In cima a via Monte Bernasco, una strada costellata da ville e villette, in uno dei luoghi più incantevoli di Varese, c’è un appezzamento di terra. Quattromila metri quadrati di proprietà comunale, una folta cornice di alberi e vegetazione, una grande finestra sul Lago di Varese, là in fondo, bellissimo. L’area, un po’ brulla, occupa una posizione ottimale. Da questa mattina è stata definitivamente consacrata a diventare un parco-uliveto. Un parco tematico, insomma, che vede piantati 83 ulivi che Nicora Garden ha preso dalla terra toscana e affidato ad Enrico Marocchi, dell’Associazione Olivicultori, ad Ignazio Bonacina, rappresentante del Consorzio Agrario Varese, e alla vera mente di questa bella iniziativa, il parroco di Bosto, il mitico prete-artista don Pietro Giola. Al taglio del nastro di questa mattina non mancavano il sindaco Fontana e il prevosto, monsignor Gilberto Donnini, insieme al vicesindaco Giorgio De Wolf e all’assessore all’Urbanistica Binelli. Presenti anche alcuni candidati sindaco: oltre a Fontana, le due donne candidate, Luisa Oprandi e Raffaella Greco. Forse un segnale di sensibilità maggiore per l’ambiente rispetto ai candidati uomini.

Una lunga storia sta dietro a questo piccolo parco, aperto ai varesini e, soprattutto, alle scuole. Una storia fatta di no. No alla speculazione edilizia e alla “calata” degli immobiliaristi. Un gruppetto di persone di fede politica diversa, tutti però impegnati a tutelare la città, il Pd Carlo Nicora e il leghista Attilio Ossola, oltre ai forzisti Mario Carabelli e Maria Carla Paietta, riuscirono a sottrarre l’area a possibili speculazioni già dietro l’angolo. Come racconta l’assessore all’Urbanistica, il leghista Fabio Binelli, “inizialmente questa area era stata azzonata come villa. Poi fu declassata a area per realizzare casette. Infine diventò parco”. Una lunga battaglia per arrivare ad una variante che mettesse definitivamente in salvo questo parco. “Poi per la posizione del terreno – continua Binelli – e le difficoltà per arrivarci, abbiamo pensato di trasformarlo in parco tematico da dare in comodato gratuito alla parrocchia di Bosto”.

Qui la vicenda amministrativa si intreccia con quella iniziativa benefica che è l’Olio di Sant’Imerio, un’iniziativa che va avanti da otto anni e che fa dire a don Giola: “Non sono mancate voci discordanti, tra cui quelle che dicono che non è un verde varesino.

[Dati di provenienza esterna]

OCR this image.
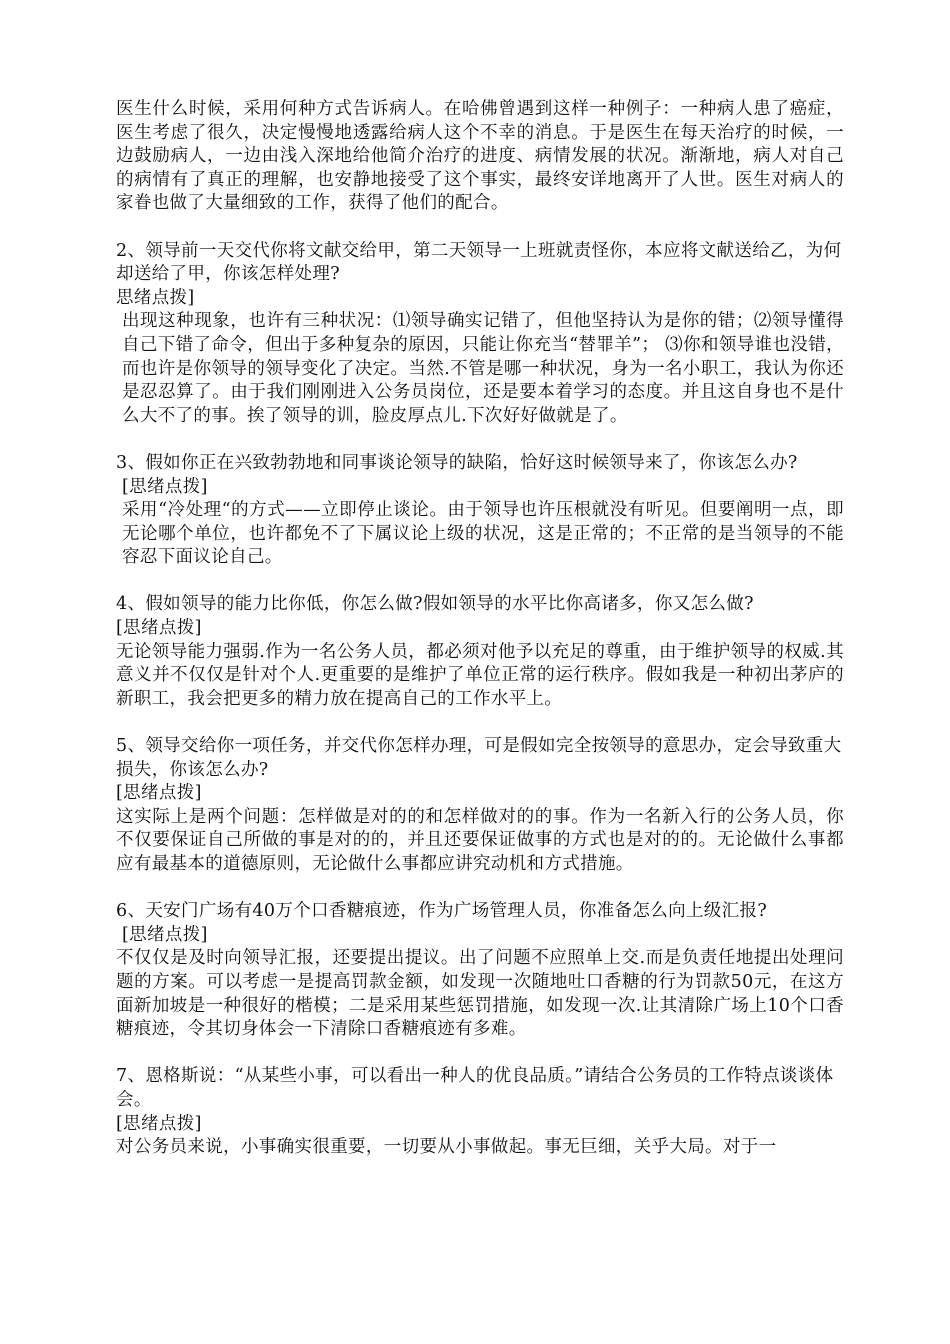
医生什么时候，采用何种方式告诉病人。在哈佛曾遇到这样一种例子：一种病人患了癌症，医生考虑了很久，决定慢慢地透露给病人这个不幸的消息。于是医生在每天治疗的时候，一边鼓励病人，一边由浅入深地给他简介治疗的进度、病情发展的状况。渐渐地，病人对自己的病情有了真正的理解，也安静地接受了这个事实，最终安详地离开了人世。医生对病人的家眷也做了大量细致的工作，获得了他们的配合。

2、领导前一天交代你将文献交给甲，第二天领导一上班就责怪你，本应将文献送给乙，为何却送给了甲，你该怎样处理?

思绪点拨]

出现这种现象，也许有三种状况：⑴领导确实记错了，但他坚持认为是你的错；⑵领导懂得自己下错了命令，但出于多种复杂的原因，只能让你充当“替罪羊”； ⑶你和领导谁也没错，而也许是你领导的领导变化了决定。当然.不管是哪一种状况，身为一名小职工，我认为你还是忍忍算了。由于我们刚刚进入公务员岗位，还是要本着学习的态度。并且这自身也不是什么大不了的事。挨了领导的训，脸皮厚点儿.下次好好做就是了。

3、假如你正在兴致勃勃地和同事谈论领导的缺陷，恰好这时候领导来了，你该怎么办?

[思绪点拨]

采用“冷处理“的方式——立即停止谈论。由于领导也许压根就没有听见。但要阐明一点，即无论哪个单位，也许都免不了下属议论上级的状况，这是正常的；不正常的是当领导的不能容忍下面议论自己。

4、假如领导的能力比你低，你怎么做?假如领导的水平比你高诸多，你又怎么做?

[思绪点拨]

无论领导能力强弱.作为一名公务人员，都必须对他予以充足的尊重，由于维护领导的权威.其意义并不仅仅是针对个人.更重要的是维护了单位正常的运行秩序。假如我是一种初出茅庐的新职工，我会把更多的精力放在提高自己的工作水平上。

5、领导交给你一项任务，并交代你怎样办理，可是假如完全按领导的意思办，定会导致重大损失，你该怎么办?

[思绪点拨]

这实际上是两个问题：怎样做是对的的和怎样做对的的事。作为一名新入行的公务人员，你不仅要保证自己所做的事是对的的，并且还要保证做事的方式也是对的的。无论做什么事都应有最基本的道德原则，无论做什么事都应讲究动机和方式措施。

6、天安门广场有40万个口香糖痕迹，作为广场管理人员，你准备怎么向上级汇报?

[思绪点拨]

不仅仅是及时向领导汇报，还要提出提议。出了问题不应照单上交.而是负责任地提出处理问题的方案。可以考虑一是提高罚款金额，如发现一次随地吐口香糖的行为罚款50元，在这方面新加坡是一种很好的楷模；二是采用某些惩罚措施，如发现一次.让其清除广场上10个口香糖痕迹，令其切身体会一下清除口香糖痕迹有多难。

7、恩格斯说：“从某些小事，可以看出一种人的优良品质。”请结合公务员的工作特点谈谈体会。

[思绪点拨]

对公务员来说，小事确实很重要，一切要从小事做起。事无巨细，关乎大局。对于一
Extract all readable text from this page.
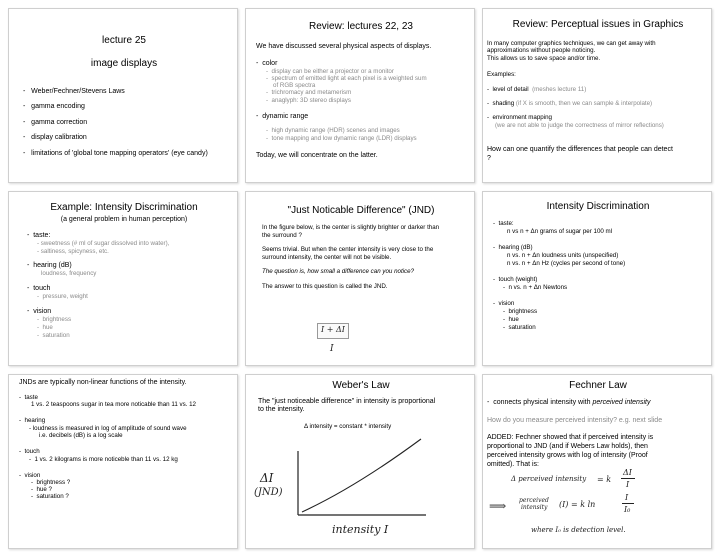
lecture 25
image displays
-   Weber/Fechner/Stevens Laws
-   gamma encoding
-   gamma correction
-   display calibration
-   limitations of 'global tone mapping operators' (eye candy)
Review: lectures 22, 23
We have discussed several physical aspects of displays.
-  color
-  display can be either a projector or a monitor
-  spectrum of emitted light at each pixel is a weighted sum
of RGB spectra
-  trichromacy and metamerism
-  anaglyph: 3D stereo displays
-  dynamic range
-  high dynamic range (HDR) scenes and images
-  tone mapping and low dynamic range (LDR) displays
Today, we will concentrate on the latter.
Review: Perceptual issues in Graphics
In many computer graphics techniques, we can get away with
approximations without people noticing.
This allows us to save space and/or time.
Examples:
-  level of detail (meshes lecture 11)
-  shading (if X is smooth, then we can sample & interpolate)
-  environment mapping
(we are not able to judge the correctness of mirror reflections)
How can one quantify the differences that people can detect
?
Example: Intensity Discrimination
(a general problem in human perception)
-  taste:
- sweetness (# ml of sugar dissolved into water),
- saltiness, spicyness, etc.
-  hearing (dB)
loudness, frequency
-  touch
-  pressure, weight
-  vision
-  brightness
-  hue
-  saturation
"Just Noticable Difference" (JND)
In the figure below, is the center is slightly brighter or darker than
the surround ?
Seems trivial. But when the center intensity is very close to the
surround intensity, the center will not be visible.
The question is, how small a difference can you notice?
The answer to this question is called the JND.
I + ΔI
I
Intensity Discrimination
-  taste:
n vs n + Δn grams of sugar per 100 ml
-  hearing (dB)
n vs. n + Δn loudness units (unspecified)
n vs. n + Δn Hz (cycles per second of tone)
-  touch (weight)
-  n vs. n + Δn Newtons
-  vision
-  brightness
-  hue
-  saturation
JNDs are typically non-linear functions of the intensity.
-  taste
1 vs. 2 teaspoons sugar in tea more noticable than 11 vs. 12
-  hearing
- loudness is measured in log of amplitude of sound wave
i.e. decibels (dB) is a log scale
-  touch
-  1 vs. 2 kilograms is more noticeble than 11 vs. 12 kg
-  vision
-  brightness ?
-  hue ?
-  saturation ?
Weber's Law
The "just noticeable difference" in intensity is proportional
to the intensity.
Δ intensity = constant * intensity
ΔI
(JND)
intensity I
Fechner Law
-  connects physical intensity with perceived intensity
How do you measure perceived intensity? e.g. next slide
ADDED: Fechner showed that if perceived intensity is
proportional to JND (and if Webers Law holds), then
perceived intensity grows with log of intensity (Proof
omitted). That is:
Δ perceived intensity = k
ΔI
I
⟹ perceived
intensity (I) = k ln
I
I₀
where I₀ is detection level.
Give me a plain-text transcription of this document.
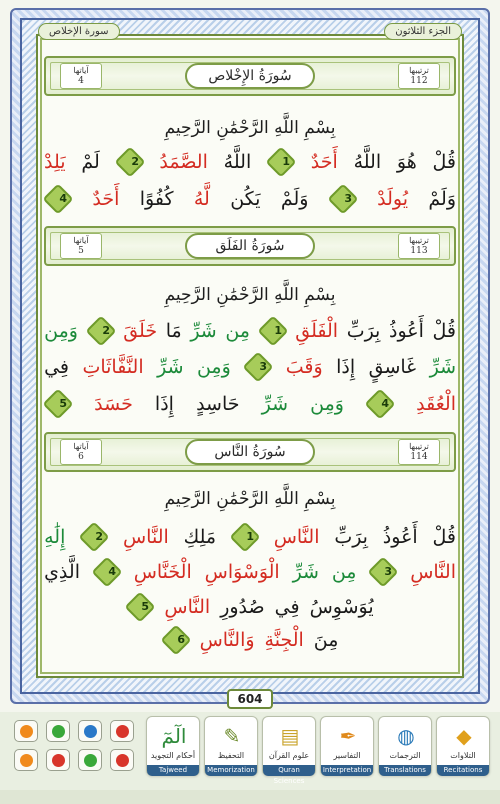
سورة الإخلاص	الجزء الثلاثون
آياتها
4	سُورَةُ الإِخْلاص	ترتيبها
112
بِسْمِ اللَّهِ الرَّحْمَٰنِ الرَّحِيمِ
قُلْ
هُوَ
اللَّهُ
أَحَدٌ
1
اللَّهُ
الصَّمَدُ
2
لَمْ
يَلِدْ
وَلَمْ
يُولَدْ
3
وَلَمْ
يَكُن
لَّهُ
كُفُوًا
أَحَدٌ
4
آياتها
5	سُورَةُ الفَلَق	ترتيبها
113
بِسْمِ اللَّهِ الرَّحْمَٰنِ الرَّحِيمِ
قُلْ
أَعُوذُ
بِرَبِّ
الْفَلَقِ
1
مِن
شَرِّ
مَا
خَلَقَ
2
وَمِن
شَرِّ
غَاسِقٍ
إِذَا
وَقَبَ
3
وَمِن
شَرِّ
النَّفَّاثَاتِ
فِي
الْعُقَدِ
4
وَمِن
شَرِّ
حَاسِدٍ
إِذَا
حَسَدَ
5
آياتها
6	سُورَةُ النَّاس	ترتيبها
114
بِسْمِ اللَّهِ الرَّحْمَٰنِ الرَّحِيمِ
قُلْ
أَعُوذُ
بِرَبِّ
النَّاسِ
1
مَلِكِ
النَّاسِ
2
إِلَٰهِ
النَّاسِ
3
مِن
شَرِّ
الْوَسْوَاسِ
الْخَنَّاسِ
4
الَّذِي
يُوَسْوِسُ
فِي
صُدُورِ
النَّاسِ
5
مِنَ
الْجِنَّةِ
وَالنَّاسِ
6
604
الٓمٓ
أحكام التجويد
Tajweed
✎
التحفيظ
Memorization
▤
علوم القرآن
Quran Sciences
✒
التفاسير
Interpretation
◍
الترجمات
Translations
◆
التلاوات
Recitations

E’ vero che qui ci sono quelli a cui piace molto il verde (riferimento a sindaco e assessore, ndr), ma non dispiace un verde argentato che ricorda la Toscana”. Sul fronte del significato del parco interviene Bonacina. “Non dobbiamo dimenticare che, dalla fine dell’Ottocento fino almeno agli anni Trenta, tante famiglie varesine coltivavano viti e uliveti, piccole produzioni per un’economia di autoconsumo. Noi oggi ci riallacciamo a quella lontana tradizione. E cerchiamo di fare capire che coltivare gli ulivi a Varese è possibile”. Ma c’è chi giura che olio usciva anche dal grosso frantoio dell’Eremo di Santa Caterina del Sasso, a Leeggiuno, epoca secentesca, tempi di Promessi Sposi.

E così arriviamo al dato economico. Si punta, anche con questa iniziativa, a produrre l’olio di lago, un genere che in alcuni luoghi viene proposto come una vera leccornia, un prodotto costoso e di altissima qualità. E’ il caso, ad esempio, dell’olio prodotto sul lago di Garda. Sarebbe un olio che si andrebbe ad aggiungere ai tanti prodotti locali che stanno marciando verso riconoscimenti ed onori. Dalla Formaggella all’olio di lago, insomma, il passo può essere breve. Basta crederci, come questa mattina in cima a Via Monte Bernasco.